6.2 Critical Test Cases

  1. Deterministic golden-path scenario.
  2. Policy violation hard-fail scenario.
  3. Recovery path after partial or conflicting state.

6.3 Test Data

Use fixed repository fixtures with known commit graphs and expected outputs stored under version control.


7. Common Pitfalls & Debugging

Problem 1: “Output looks correct but history or metadata is inconsistent”

  • Why: Validation happens after mutation, not before.
  • Fix: Add a preflight invariant check and a post-write verification step.
  • Quick test: Run the same command twice on the same fixture and verify identical results.

Problem 2: “Tool works on small repo but times out on larger history”

  • Why: Full traversal is performed where selective traversal is possible.
  • Fix: Cache intermediate graph lookups and scope analysis to affected commits/paths.
  • Quick test: Compare runtime on small and large fixtures with a clear budget target.

Problem 3: “Policy check can be bypassed by local-only behavior”

  • Why: Enforcement is advisory, not server-authoritative.
  • Fix: Mirror critical checks in CI and protected branch rules.
  • Quick test: Attempt merge with failing policy in CI and confirm hard block.

8. Extensions & Challenges

8.1 Beginner Extensions

  • Add richer error messages with remediation hints.
  • Add fixture generation helpers for repeatable demos.

8.2 Intermediate Extensions

  • Add performance instrumentation and budget assertions.
  • Add policy configuration profiles by repository type.

8.3 Advanced Extensions

  • Add distributed execution support for large repositories.
  • Add signed evidence exports for compliance workflows.

9. Real-World Connections

9.1 Industry Applications

  • Internal developer portals.
  • Enterprise repository governance systems.
  • Release safety and incident diagnostics tooling.
  • Git core: https://git-scm.com/
  • GitHub CLI: https://github.com/cli/cli
  • pre-commit framework: https://pre-commit.com/

9.3 Interview Relevance

This project prepares you for architecture and debugging interviews that focus on merge policy, CI gates, and workflow reliability tradeoffs.


10. Resources

10.1 Essential Reading

  • Pro Git (Internals and Workflows chapters)
  • Software Engineering at Google (Version control and build chapters)
  • Accelerate (delivery performance practices)

10.2 Video Resources

  • Git internals talks from Git Merge conference archives.
  • DORA and delivery metrics conference sessions.

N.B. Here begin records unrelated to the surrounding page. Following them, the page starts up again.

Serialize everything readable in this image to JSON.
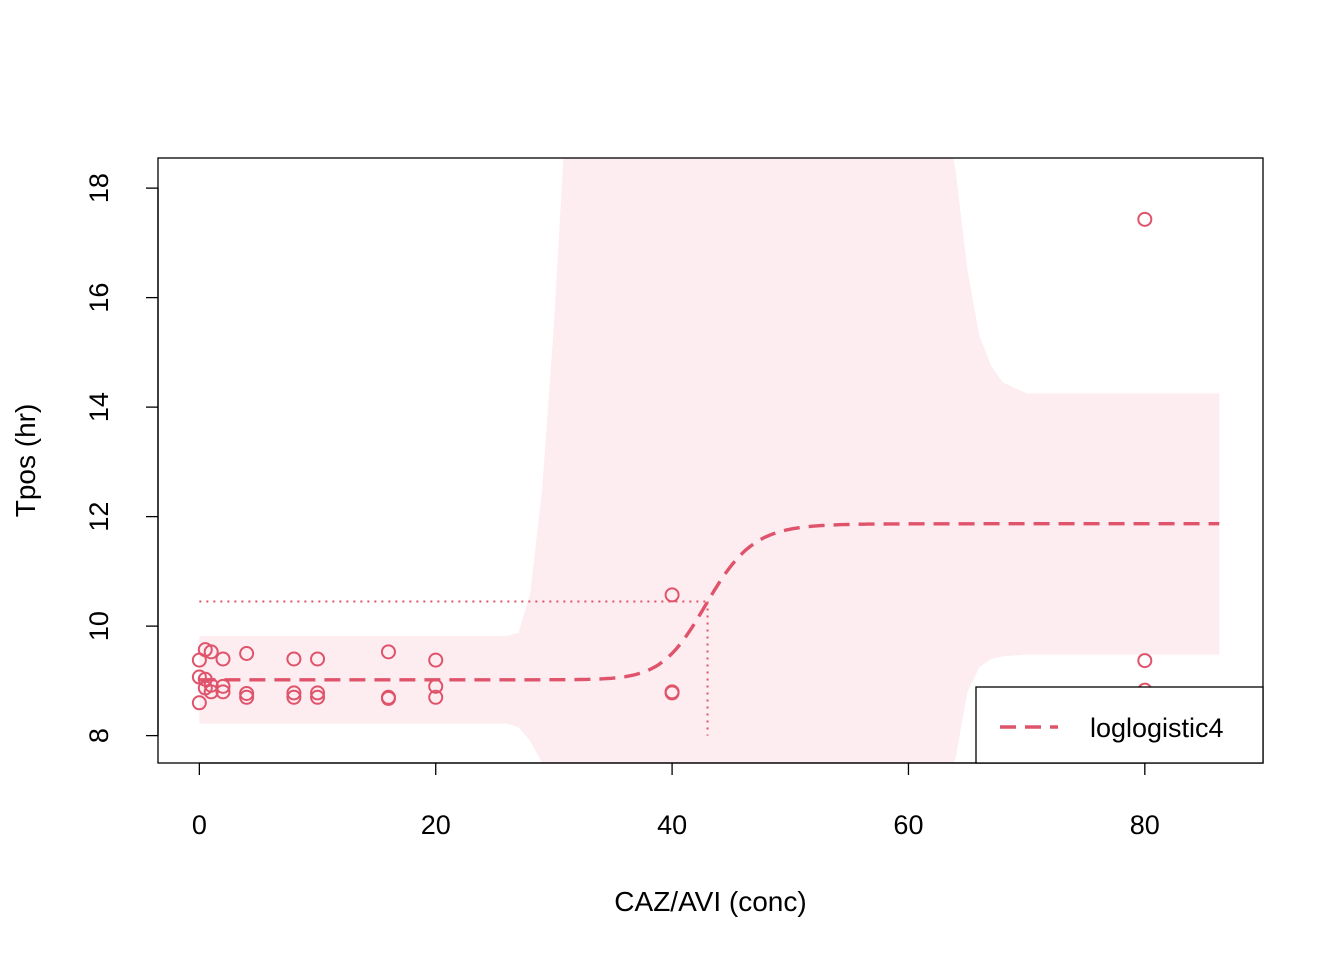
{
  "chart_data": {
    "type": "scatter",
    "title": "",
    "xlabel": "CAZ/AVI (conc)",
    "ylabel": "Tpos (hr)",
    "xlim": [
      -3.5,
      90
    ],
    "ylim": [
      7.5,
      18.55
    ],
    "xticks": [
      0,
      20,
      40,
      60,
      80
    ],
    "yticks": [
      8,
      10,
      12,
      14,
      16,
      18
    ],
    "grid": false,
    "legend": {
      "position": "bottom-right",
      "entries": [
        "loglogistic4"
      ]
    },
    "colors": {
      "series": "#DF536B",
      "band": "#FDEDF1",
      "axis": "#000000"
    },
    "points": [
      [
        0,
        9.38
      ],
      [
        0,
        9.07
      ],
      [
        0,
        8.6
      ],
      [
        0.5,
        9.57
      ],
      [
        0.5,
        9.03
      ],
      [
        0.5,
        8.87
      ],
      [
        1,
        9.53
      ],
      [
        1,
        8.92
      ],
      [
        1,
        8.8
      ],
      [
        2,
        9.4
      ],
      [
        2,
        8.9
      ],
      [
        2,
        8.8
      ],
      [
        4,
        9.5
      ],
      [
        4,
        8.77
      ],
      [
        4,
        8.7
      ],
      [
        8,
        9.4
      ],
      [
        8,
        8.78
      ],
      [
        8,
        8.7
      ],
      [
        10,
        9.4
      ],
      [
        10,
        8.78
      ],
      [
        10,
        8.7
      ],
      [
        16,
        9.53
      ],
      [
        16,
        8.7
      ],
      [
        16,
        8.68
      ],
      [
        20,
        9.38
      ],
      [
        20,
        8.9
      ],
      [
        20,
        8.7
      ],
      [
        40,
        10.57
      ],
      [
        40,
        8.8
      ],
      [
        40,
        8.78
      ],
      [
        80,
        17.43
      ],
      [
        80,
        9.37
      ],
      [
        80,
        8.83
      ]
    ],
    "fit": {
      "name": "loglogistic4",
      "lower": 9.02,
      "upper": 11.87,
      "ed50": 43.0,
      "slope": 22,
      "x_range": [
        0,
        86.3
      ]
    },
    "ed50_line": {
      "x": 43.0,
      "y": 10.45,
      "x_start": 0,
      "y_bottom": 8.0
    },
    "confidence_band": {
      "x": [
        0,
        26,
        27,
        28,
        29,
        30,
        30.8,
        31,
        35,
        40,
        45,
        50,
        55,
        58,
        60,
        61,
        62,
        63,
        63.8,
        64,
        65,
        66,
        67,
        68,
        70,
        86.3
      ],
      "upper": [
        9.82,
        9.82,
        9.88,
        10.6,
        12.5,
        15.5,
        18.55,
        18.55,
        18.55,
        18.55,
        18.55,
        18.55,
        18.55,
        18.55,
        18.55,
        18.55,
        18.55,
        18.55,
        18.55,
        18.3,
        16.5,
        15.3,
        14.75,
        14.45,
        14.25,
        14.25
      ],
      "lower": [
        8.22,
        8.22,
        8.15,
        7.9,
        7.5,
        7.5,
        7.5,
        7.5,
        7.5,
        7.5,
        7.5,
        7.5,
        7.5,
        7.5,
        7.5,
        7.5,
        7.5,
        7.5,
        7.5,
        7.6,
        8.8,
        9.25,
        9.4,
        9.45,
        9.48,
        9.48
      ]
    }
  }
}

10.3 Tools and Documentation

  • https://git-scm.com/docs
  • https://docs.github.com/
  • https://dora.dev/

11. Self-Assessment Checklist

11.1 Understanding

  • I can explain the primary invariant this project enforces.
  • I can explain one failure mode and one safe recovery path.

11.2 Implementation

  • Functional requirements are met on deterministic fixtures.
  • Critical edge cases are tested and documented.

11.3 Growth

  • I can describe tradeoffs in an interview setting.
  • I documented what I would change in a production version.

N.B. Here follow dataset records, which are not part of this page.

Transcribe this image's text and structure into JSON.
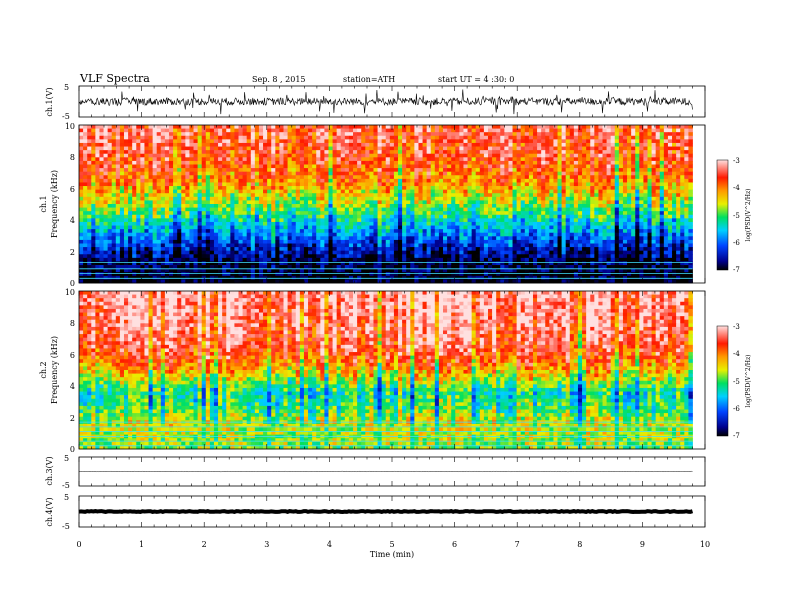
{
  "header": {
    "title": "VLF  Spectra",
    "date": "Sep. 8  , 2015",
    "station": "station=ATH",
    "start": "start  UT  =   4  :30: 0"
  },
  "chart_data": [
    {
      "type": "line",
      "panel": "ch1-waveform",
      "ylabel": "ch.1(V)",
      "ylim": [
        -5,
        5
      ],
      "yticks": [
        "5",
        "-5"
      ],
      "xlim": [
        0,
        10
      ],
      "series": [
        {
          "approx_amplitude_V": 1.2,
          "end_min": 9.8
        }
      ]
    },
    {
      "type": "heatmap",
      "panel": "ch1-spectrogram",
      "ylabel_line1": "ch.1",
      "ylabel_line2": "Frequency  (kHz)",
      "ylim": [
        0,
        10
      ],
      "yticks": [
        "10",
        "8",
        "6",
        "4",
        "2",
        "0"
      ],
      "xlim": [
        0,
        10
      ],
      "data_end_min": 9.8,
      "colorbar": {
        "label": "log(PSD(V^2/Hz)",
        "ticks": [
          "-3",
          "-4",
          "-5",
          "-6",
          "-7"
        ],
        "range": [
          -7,
          -3
        ]
      },
      "profile": [
        {
          "f_kHz": 0.0,
          "logPSD": -7.0
        },
        {
          "f_kHz": 1.5,
          "logPSD": -6.8
        },
        {
          "f_kHz": 2.5,
          "logPSD": -6.2
        },
        {
          "f_kHz": 3.5,
          "logPSD": -5.6
        },
        {
          "f_kHz": 4.5,
          "logPSD": -5.0
        },
        {
          "f_kHz": 5.5,
          "logPSD": -4.5
        },
        {
          "f_kHz": 6.5,
          "logPSD": -4.0
        },
        {
          "f_kHz": 8.0,
          "logPSD": -3.6
        },
        {
          "f_kHz": 10.0,
          "logPSD": -3.4
        }
      ],
      "lines_kHz": [
        0.3,
        0.6,
        0.9,
        1.3
      ]
    },
    {
      "type": "heatmap",
      "panel": "ch2-spectrogram",
      "ylabel_line1": "ch.2",
      "ylabel_line2": "Frequency  (kHz)",
      "ylim": [
        0,
        10
      ],
      "yticks": [
        "10",
        "8",
        "6",
        "4",
        "2",
        "0"
      ],
      "xlim": [
        0,
        10
      ],
      "data_end_min": 9.8,
      "colorbar": {
        "label": "log(PSD(V^2/Hz)",
        "ticks": [
          "-3",
          "-4",
          "-5",
          "-6",
          "-7"
        ],
        "range": [
          -7,
          -3
        ]
      },
      "profile": [
        {
          "f_kHz": 0.0,
          "logPSD": -4.8
        },
        {
          "f_kHz": 1.5,
          "logPSD": -4.6
        },
        {
          "f_kHz": 2.5,
          "logPSD": -5.0
        },
        {
          "f_kHz": 3.5,
          "logPSD": -5.3
        },
        {
          "f_kHz": 4.5,
          "logPSD": -4.6
        },
        {
          "f_kHz": 5.5,
          "logPSD": -3.9
        },
        {
          "f_kHz": 6.5,
          "logPSD": -3.5
        },
        {
          "f_kHz": 8.0,
          "logPSD": -3.3
        },
        {
          "f_kHz": 10.0,
          "logPSD": -3.2
        }
      ],
      "lines_kHz": [
        0.2,
        0.5,
        0.8,
        1.1,
        1.4,
        1.7
      ]
    },
    {
      "type": "line",
      "panel": "ch3-waveform",
      "ylabel": "ch.3(V)",
      "ylim": [
        -5,
        5
      ],
      "yticks": [
        "5",
        "-5"
      ],
      "xlim": [
        0,
        10
      ],
      "series": [
        {
          "approx_amplitude_V": 0.1,
          "end_min": 9.8
        }
      ]
    },
    {
      "type": "line",
      "panel": "ch4-waveform",
      "ylabel": "ch.4(V)",
      "ylim": [
        -5,
        5
      ],
      "yticks": [
        "5",
        "-5"
      ],
      "xlim": [
        0,
        10
      ],
      "series": [
        {
          "approx_amplitude_V": 0.15,
          "end_min": 9.8
        }
      ]
    }
  ],
  "xaxis": {
    "label": "Time  (min)",
    "ticks": [
      "0",
      "1",
      "2",
      "3",
      "4",
      "5",
      "6",
      "7",
      "8",
      "9",
      "10"
    ]
  }
}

12. Submission / Completion Criteria

Minimum Viable Completion:

  • Deterministic golden-path output exists.
  • One failure scenario is handled with clear output.
  • Core workflow objective is demonstrably met.

Full Completion:

  • Minimum criteria plus policy validation, structured reporting, and edge-case coverage.

Excellence:

  • Full completion plus measurable performance budget and production-hardening notes.